In August and September 1998, an exhibition of 100 Shootback photographs were shown at the National Museum of Kenya in Nairobi. The Shootback Team also participated in an arts and technology initiative originated by The Photographers' Gallery, London.

The project also uses the Internet to enable children to develop dialogues, exchange images, and share experiences with other children around the world. The Shootback Team has been exchanging e-mails and images with children from London, Dhaka, Bangladesh and Capetown, South Africa.

Development Issues

Children, Youth.

Key Points

The Mathare area is one of the largest and poorest slums in Africa, with several hundred thousand inhabitants. The majority are children with few opportunities, let alone access to playing fields for sports. Their homes are often surrounded by garbage and waste, which can cause diseases that cripple or kill.

Just as football has been used as a tool for encouraging cooperation, raising self-esteem and promoting physical and environmental health in the Mathare community, photography by and for the Mathare youth themselves, organisers say, is proving to be a powerful developmental, educational, and vocational tool.

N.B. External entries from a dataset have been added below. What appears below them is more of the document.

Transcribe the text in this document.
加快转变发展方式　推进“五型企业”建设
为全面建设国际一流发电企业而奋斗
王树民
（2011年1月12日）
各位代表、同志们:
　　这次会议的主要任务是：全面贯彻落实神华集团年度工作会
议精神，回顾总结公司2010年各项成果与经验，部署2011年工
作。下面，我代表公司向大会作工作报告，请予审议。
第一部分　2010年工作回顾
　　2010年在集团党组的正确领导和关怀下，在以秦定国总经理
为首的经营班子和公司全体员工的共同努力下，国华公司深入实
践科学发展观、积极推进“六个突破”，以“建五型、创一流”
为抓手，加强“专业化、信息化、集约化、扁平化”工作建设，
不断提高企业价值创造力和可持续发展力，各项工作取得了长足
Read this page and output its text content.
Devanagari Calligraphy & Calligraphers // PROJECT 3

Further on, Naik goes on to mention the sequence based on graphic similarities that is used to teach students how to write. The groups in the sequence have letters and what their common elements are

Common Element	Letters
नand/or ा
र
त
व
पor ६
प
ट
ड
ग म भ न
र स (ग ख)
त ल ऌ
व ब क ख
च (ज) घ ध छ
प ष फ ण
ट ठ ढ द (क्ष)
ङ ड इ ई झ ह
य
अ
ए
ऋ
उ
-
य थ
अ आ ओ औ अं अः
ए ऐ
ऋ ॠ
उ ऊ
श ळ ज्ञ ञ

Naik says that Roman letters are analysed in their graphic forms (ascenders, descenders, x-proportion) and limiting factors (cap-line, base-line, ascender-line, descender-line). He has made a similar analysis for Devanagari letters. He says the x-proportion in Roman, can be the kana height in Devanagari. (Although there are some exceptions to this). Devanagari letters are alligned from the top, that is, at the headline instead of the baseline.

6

Kids who have been involved in MYSA since its beginning have become youth leaders and role models in the community. 125 of these young leaders have received special training and now lead an HIV/AIDS awareness, prevention, and counseling programme in the slums.

Partners

MYSA, Sérgio Silva, and Information Access and Connectivity (PIAC), with financial support from the Ford Foundation and Rockefeller Foundation.